The big surge in numbers came on the lentil side with the separation of Saskatchewan Pulse Growers (SPG) from the Crop Development Centre (CDC) at the University of Saskatchewan. Last summer, SPG and Limagrain Field Seeds announced a new collaboration for pulse breeding in Saskatchewan that has a strong commercial focus and will bring new and additional investment into pea and lentil breeding in the province, increasing competition and creating a strong environment to foster innovation, according to the partners.

As a result, Limagrain Field Seeds brought all the lentil genetics that they had access to the table this year, explained Glen Hawkins, committee chair and seed production manager/pulse breeder for DL Seeds.

“This is probably the first time in my tenure here with PGDC where one collaboration has ended, and then a new collaboration is formed, and they bring over the genetics from the previous entity. All these lentil lines were all bred through the CDC, but became property of SPG,” he said.

It’s proof that shifting dynamics in the industry can result in some surprising developments in the world of plant breeding.

“In the past, in terms of lentil, it was the CDC that was the major and pretty much only breeding institution in Canada that was bringing forth lines for recommendation. These shifting dynamics just broaden the scope a little bit, and maybe we’ll see a few more lines out there than we would have in past years now that there’s two groups looking to get lines into the marketplace,” Hawkins added.

It speaks to the fact, Hawkins says, that despite questions around Canada’s regulatory landscape, there’s still innovative things happening in the breeding sphere. Conventional breeding isn’t dead.

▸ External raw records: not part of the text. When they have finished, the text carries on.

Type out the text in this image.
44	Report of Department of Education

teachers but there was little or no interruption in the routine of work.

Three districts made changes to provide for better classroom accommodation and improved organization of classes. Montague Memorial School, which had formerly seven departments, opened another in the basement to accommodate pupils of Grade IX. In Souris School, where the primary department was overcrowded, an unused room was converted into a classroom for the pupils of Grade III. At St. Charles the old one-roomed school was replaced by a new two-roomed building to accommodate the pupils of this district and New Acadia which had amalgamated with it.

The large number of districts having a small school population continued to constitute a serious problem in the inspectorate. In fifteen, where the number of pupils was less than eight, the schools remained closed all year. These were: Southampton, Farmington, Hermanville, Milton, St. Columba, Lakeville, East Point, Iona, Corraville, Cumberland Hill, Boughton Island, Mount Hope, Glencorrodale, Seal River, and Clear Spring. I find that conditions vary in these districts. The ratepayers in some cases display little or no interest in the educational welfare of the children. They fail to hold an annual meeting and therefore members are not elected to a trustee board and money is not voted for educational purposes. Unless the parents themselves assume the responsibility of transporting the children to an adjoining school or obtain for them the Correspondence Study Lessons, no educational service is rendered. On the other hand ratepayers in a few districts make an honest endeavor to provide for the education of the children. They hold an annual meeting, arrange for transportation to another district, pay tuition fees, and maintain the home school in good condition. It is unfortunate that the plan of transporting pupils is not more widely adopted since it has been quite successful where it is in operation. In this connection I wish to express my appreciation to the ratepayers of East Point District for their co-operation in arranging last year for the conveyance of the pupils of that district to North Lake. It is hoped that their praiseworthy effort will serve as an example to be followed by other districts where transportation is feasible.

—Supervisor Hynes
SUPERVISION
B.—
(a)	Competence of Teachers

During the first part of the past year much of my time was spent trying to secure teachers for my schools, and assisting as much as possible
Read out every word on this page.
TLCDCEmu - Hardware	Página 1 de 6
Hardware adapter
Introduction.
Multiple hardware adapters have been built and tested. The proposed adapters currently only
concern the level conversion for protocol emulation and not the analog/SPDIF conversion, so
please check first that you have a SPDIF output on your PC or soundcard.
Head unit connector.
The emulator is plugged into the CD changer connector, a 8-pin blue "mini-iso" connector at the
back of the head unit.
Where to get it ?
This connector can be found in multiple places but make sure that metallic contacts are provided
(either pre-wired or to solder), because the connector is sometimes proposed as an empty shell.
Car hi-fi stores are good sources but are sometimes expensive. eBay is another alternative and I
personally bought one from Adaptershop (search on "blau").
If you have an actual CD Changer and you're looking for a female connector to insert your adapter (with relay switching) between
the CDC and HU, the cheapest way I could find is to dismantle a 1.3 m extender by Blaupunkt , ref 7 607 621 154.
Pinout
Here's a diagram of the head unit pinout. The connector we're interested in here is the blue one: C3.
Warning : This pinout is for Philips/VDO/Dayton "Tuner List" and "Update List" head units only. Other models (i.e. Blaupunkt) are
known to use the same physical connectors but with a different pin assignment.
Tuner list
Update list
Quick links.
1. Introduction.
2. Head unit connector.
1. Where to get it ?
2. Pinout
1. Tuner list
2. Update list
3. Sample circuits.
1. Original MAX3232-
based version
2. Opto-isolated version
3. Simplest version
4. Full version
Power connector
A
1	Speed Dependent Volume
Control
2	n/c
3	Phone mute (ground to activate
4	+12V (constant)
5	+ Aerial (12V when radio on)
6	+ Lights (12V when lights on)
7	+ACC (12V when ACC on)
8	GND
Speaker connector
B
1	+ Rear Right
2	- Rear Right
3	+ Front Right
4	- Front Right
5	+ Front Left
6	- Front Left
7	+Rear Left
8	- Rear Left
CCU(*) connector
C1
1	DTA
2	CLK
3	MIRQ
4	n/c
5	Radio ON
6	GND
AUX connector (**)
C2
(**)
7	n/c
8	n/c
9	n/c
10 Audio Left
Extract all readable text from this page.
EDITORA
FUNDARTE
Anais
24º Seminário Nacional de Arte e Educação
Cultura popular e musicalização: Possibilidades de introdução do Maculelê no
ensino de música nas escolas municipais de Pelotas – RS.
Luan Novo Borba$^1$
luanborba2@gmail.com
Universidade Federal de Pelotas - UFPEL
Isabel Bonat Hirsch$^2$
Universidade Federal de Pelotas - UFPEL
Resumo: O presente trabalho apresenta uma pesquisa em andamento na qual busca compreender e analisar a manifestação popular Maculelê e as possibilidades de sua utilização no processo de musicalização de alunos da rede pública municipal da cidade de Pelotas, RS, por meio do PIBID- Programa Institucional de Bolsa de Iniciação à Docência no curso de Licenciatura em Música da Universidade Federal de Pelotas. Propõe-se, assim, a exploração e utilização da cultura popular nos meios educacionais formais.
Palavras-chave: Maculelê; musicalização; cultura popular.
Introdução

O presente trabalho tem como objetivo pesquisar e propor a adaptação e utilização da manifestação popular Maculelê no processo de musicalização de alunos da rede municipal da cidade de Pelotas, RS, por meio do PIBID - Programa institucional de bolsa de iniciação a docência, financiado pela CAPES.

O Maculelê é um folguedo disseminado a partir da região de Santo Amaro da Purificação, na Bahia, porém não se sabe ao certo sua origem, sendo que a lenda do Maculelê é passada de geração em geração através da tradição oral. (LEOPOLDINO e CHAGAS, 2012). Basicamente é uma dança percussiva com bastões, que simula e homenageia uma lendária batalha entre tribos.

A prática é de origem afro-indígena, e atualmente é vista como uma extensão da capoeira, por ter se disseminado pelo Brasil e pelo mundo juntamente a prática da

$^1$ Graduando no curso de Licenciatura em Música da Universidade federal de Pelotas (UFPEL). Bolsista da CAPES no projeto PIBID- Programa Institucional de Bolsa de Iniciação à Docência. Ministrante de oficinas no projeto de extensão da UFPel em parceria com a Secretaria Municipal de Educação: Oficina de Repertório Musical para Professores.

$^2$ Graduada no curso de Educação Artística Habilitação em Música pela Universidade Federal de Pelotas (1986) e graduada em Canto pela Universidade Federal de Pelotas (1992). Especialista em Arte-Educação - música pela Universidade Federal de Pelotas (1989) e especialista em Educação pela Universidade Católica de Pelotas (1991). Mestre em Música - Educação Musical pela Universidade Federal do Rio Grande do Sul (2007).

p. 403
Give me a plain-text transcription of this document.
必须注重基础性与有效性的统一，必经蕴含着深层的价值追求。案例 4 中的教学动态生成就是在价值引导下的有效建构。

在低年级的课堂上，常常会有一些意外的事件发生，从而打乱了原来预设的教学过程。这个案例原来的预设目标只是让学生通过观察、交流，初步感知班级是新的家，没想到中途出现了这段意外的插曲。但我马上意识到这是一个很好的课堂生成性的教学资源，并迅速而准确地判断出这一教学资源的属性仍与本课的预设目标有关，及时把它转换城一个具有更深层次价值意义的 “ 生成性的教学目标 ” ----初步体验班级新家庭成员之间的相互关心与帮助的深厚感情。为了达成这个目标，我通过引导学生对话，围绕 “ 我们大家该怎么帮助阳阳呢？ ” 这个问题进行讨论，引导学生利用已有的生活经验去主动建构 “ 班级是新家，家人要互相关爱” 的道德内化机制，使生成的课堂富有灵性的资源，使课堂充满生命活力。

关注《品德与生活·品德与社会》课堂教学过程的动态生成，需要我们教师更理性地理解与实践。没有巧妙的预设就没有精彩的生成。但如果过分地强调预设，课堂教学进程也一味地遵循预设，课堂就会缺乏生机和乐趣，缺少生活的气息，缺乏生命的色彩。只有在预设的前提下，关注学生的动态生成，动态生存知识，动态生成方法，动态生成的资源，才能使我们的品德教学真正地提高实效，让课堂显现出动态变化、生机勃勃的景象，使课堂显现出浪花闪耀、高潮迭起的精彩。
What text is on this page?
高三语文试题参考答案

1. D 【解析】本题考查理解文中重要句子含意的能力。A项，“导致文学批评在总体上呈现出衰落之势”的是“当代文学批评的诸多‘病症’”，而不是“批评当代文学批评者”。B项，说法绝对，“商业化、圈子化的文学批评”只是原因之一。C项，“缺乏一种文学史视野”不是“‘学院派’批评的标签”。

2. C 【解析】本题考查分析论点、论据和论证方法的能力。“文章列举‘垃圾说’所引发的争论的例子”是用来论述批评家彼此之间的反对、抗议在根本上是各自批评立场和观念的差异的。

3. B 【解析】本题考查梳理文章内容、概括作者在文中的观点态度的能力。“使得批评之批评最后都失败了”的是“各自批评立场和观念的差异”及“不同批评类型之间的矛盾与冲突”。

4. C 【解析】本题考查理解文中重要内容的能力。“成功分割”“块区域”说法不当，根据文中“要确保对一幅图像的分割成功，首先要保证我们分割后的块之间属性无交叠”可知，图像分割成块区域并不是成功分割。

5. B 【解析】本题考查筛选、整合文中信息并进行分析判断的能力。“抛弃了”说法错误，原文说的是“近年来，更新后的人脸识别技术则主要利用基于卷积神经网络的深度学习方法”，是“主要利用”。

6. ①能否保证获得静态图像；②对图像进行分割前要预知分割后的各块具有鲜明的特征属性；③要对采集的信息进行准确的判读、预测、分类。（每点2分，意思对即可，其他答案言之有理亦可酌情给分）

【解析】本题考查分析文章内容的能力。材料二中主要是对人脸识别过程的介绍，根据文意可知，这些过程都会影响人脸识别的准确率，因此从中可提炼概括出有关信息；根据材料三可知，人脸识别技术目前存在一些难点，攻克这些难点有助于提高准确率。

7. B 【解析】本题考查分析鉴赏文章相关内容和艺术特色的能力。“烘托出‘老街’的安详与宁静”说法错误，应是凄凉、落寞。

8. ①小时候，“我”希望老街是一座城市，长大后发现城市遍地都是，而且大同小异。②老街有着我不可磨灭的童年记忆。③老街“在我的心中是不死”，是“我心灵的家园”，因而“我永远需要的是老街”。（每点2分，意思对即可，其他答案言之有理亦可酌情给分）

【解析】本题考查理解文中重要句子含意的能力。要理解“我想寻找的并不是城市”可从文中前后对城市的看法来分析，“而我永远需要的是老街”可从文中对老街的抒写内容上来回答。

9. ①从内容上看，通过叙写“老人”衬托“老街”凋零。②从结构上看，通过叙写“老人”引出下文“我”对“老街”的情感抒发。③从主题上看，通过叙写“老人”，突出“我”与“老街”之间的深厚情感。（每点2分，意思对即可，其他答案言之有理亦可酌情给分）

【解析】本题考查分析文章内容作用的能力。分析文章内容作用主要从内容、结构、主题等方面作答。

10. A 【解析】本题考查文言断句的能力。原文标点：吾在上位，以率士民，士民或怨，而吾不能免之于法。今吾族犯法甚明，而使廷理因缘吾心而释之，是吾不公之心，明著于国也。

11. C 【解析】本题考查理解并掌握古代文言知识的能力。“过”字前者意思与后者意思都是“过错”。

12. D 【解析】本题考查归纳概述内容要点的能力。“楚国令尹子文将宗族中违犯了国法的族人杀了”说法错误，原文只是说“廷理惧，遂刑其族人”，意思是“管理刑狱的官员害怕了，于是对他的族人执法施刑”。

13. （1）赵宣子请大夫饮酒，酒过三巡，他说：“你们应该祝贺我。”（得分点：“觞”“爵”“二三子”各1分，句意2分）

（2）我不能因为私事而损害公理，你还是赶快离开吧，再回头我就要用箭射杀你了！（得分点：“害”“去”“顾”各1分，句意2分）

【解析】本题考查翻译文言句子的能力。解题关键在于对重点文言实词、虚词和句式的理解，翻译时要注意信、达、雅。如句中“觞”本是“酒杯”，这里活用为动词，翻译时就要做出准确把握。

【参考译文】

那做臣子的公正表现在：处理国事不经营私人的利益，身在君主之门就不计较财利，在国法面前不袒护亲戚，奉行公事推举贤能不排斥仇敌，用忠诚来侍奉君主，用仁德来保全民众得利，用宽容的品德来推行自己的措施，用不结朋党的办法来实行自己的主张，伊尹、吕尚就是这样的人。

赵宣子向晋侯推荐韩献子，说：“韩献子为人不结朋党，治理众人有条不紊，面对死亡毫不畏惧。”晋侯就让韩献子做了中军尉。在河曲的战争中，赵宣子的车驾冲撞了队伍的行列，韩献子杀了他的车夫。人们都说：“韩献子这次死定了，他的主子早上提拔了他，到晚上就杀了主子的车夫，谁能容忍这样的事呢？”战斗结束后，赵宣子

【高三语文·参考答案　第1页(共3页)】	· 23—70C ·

“New breeding techniques like gene editing are crucial, for sure, but we’re not seeing them so much on the pulse side of it. Of course, DL Seeds is a major player in the canola breeding game. With the sequencing of canola genomes, it’s at the point where the technology is useful,” he said.

“I think we’re just hitting the tip of the iceberg in pulses. There’s a bit less investment in high-level genomic research in pulses compared to some of the other crops that have a higher market share that are more lucrative. But let’s not forget genomics isn’t a cheap endeavour. The amount of investment that’s required is big, and if we use faba bean as an example of a crop that’s garnering less than 100,000 acres in Canada right now, there’s not really the return on investment to warrant high resolution molecular tools in the breeding game.”